Laparoscopic segmental bowel resection, disc excision and rectal shaving are described as surgical options for the treatment of bowel endometriosis, but the gold standard has not yet established. The aim of the study is to investigate the efficacy of the laparoscopic bowel shaving technique in terms of pain symptomatology and to analyse early and late postoperative complications.

Methods

Retrospective cohort study of a series of 703 consecutive patients treated between January 2014 and December 2019 in a tertiary care referral centre. All patients underwent laparoscopic bowel shaving with concomitant radical excision of DIE.

Results

Bilateral posterolateral parametrectomy and ureterolysis were performed, respectively, in 314 (44.7%) and 318 cases (45.2%). A radical hysterectomy was performed in 107 cases (82.9%). Postoperative complications were infrequent: 17 patients required a reoperation (2.4%) and in this subgroup we registered 2 rectovaginal fistulas (0.3%), 4 patients received blood transfusion (0.6%), 12 patients (1.7%) experienced postoperative fever, 6 patients experienced impaired bladder voiding (0.9%) after 6 months. Median follow-up was 14 months. The study reported good clinical and surgical results, with a regression of symptoms (p < 0.0001) and an overall rate of recurrence of 6.5%. Clinical and instrumental criteria of bowel endometriosis relapse were exclusively detected in 5 patients (0.8%).
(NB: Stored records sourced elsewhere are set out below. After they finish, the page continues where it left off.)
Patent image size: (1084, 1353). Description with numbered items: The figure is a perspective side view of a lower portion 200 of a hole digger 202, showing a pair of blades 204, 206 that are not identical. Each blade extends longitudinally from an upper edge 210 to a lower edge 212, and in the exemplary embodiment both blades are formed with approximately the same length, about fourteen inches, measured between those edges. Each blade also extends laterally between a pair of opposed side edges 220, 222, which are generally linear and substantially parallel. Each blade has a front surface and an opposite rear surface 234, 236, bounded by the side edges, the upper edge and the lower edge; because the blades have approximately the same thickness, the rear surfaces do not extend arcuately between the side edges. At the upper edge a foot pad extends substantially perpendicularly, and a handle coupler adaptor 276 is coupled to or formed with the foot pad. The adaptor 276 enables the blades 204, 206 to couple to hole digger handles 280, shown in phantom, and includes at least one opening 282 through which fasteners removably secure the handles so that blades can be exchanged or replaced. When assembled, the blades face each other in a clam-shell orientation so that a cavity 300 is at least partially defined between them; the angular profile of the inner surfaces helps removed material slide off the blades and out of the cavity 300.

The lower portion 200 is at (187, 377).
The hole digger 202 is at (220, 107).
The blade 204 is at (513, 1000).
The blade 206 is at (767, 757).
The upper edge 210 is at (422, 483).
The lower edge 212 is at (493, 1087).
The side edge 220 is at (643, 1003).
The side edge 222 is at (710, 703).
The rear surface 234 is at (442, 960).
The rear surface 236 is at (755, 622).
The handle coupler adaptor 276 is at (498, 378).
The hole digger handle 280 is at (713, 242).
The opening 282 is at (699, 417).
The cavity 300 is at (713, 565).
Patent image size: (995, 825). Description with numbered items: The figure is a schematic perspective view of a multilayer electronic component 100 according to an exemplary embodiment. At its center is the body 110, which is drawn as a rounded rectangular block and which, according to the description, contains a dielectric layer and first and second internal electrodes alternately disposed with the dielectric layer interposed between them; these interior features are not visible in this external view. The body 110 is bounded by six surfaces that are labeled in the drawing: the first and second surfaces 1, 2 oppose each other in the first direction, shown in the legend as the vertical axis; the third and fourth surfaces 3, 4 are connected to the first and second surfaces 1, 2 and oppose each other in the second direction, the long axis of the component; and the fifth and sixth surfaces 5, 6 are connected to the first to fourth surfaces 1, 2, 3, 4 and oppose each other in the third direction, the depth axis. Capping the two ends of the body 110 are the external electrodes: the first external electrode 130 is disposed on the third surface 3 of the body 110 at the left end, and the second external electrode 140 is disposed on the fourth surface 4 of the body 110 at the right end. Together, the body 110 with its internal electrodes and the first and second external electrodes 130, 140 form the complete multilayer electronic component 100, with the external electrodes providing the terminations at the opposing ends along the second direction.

Eleven patients (1.7%) with relapsed endometriosis were reoperated.

Conclusions

Bowel shaving is a feasible and valuable surgical procedure. It is only the last step of a complex surgery which is aimed to minimize the residual quote of infiltrating nodule and requires a multidisciplinary team to achieve optimal treatment preoperatively, intraoperatively and postoperatively.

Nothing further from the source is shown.